Father Kiesler’s Decision

After agonizing over what to do, he decided that it would be best to send Monifa away for her safety and once she was gone, he knew what he needed to do. In his hand, he had the letter in which he had written about everything, including his relationship with her, although he didn’t mention her by name and the murders of Father Schmidt and Sister Augustin. It was his surety that justice would be done in the event that something happened to him.

He read it over to make sure it was satisfactory and then, he took it over to the desk and signed it. He placed it into an envelope, sealed and addressed it. He left his office and went to the sacristy where he changed into his black cassock.

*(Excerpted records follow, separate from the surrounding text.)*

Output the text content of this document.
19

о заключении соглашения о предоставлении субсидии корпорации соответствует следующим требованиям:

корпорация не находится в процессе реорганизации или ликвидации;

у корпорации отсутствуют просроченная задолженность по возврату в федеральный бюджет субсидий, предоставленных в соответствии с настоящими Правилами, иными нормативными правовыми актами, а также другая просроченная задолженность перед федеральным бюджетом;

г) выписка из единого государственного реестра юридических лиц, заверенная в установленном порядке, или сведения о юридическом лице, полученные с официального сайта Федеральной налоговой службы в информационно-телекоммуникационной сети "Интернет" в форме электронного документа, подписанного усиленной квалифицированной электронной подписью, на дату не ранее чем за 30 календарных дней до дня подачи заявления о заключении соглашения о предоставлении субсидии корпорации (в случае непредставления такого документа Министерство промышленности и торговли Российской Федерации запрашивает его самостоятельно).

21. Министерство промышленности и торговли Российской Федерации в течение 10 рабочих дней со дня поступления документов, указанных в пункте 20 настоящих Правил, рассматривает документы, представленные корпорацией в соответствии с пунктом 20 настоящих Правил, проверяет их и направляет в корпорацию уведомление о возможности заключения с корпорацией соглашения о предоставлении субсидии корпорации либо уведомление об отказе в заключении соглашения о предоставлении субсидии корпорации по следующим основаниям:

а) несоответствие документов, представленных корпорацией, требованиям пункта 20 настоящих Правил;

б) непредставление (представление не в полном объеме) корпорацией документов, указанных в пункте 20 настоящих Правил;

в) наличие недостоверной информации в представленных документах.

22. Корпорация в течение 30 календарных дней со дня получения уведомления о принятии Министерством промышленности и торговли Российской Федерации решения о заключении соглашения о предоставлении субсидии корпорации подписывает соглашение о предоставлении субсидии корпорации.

He drove to the house of a friend whom he trusted implicitly and spent a hour telling her everything and why it was imperative that Monifa stayed with her until the situation was under control. She agreed to take the girl in. “I can do with the help and company,” she told him.

“Thank you, I can’t tell you how much I appreciate this.”

“Be careful, Father,” she said.

He handed her the envelope. “Guard this with your life,” he said. “If anything should happen to me, the police will have all the evidence they need in this letter to make the arrest.”

She took the envelope from him. “I’ll lock it away in my safe.”

“Promise me that you will take very good care of Monifa.”

“I will but I expect that when this is over, you will take care of her yourself.”

“If I manage to get through this, I will leave the priesthood and marry her as soon as she turns 18.”

“It’s a shame that your love for this girl had such tragic consequences.”

“Yes, it is. I had no idea that it would cost two people their lives. I will never be able to forgive myself for that.”

“I hope you will one of these days. You’re so good at giving others absolution. I hope that you will do the same for yourself.”

“I will bring Monifa here tomorrow morning. Thank you again. I will forever be indebted to you.”

“Goodbye, Father.”

“Goodbye.”

He felt as if a heavy weight had been lifted off his shoulders. When he returned to the parish, he asked one of the Sisters to have Monifa meet him in the sanctuary. While he waited there for her, he knelt and prayed. When he turned around, she was standing at the back, watching him. Rising to his feet, he went over to her. “Let’s go for a walk,” he suggested.

They left the sanctuary and went some distance away from the parish. When they were completely alone and safe from being observed, he stopped and turned to face her. “Monifa, I’m taking you to Mrs. Wiesenthal.”

She stared at him. “Who’s Mrs. Wiesenthal and why are you taking me to her?”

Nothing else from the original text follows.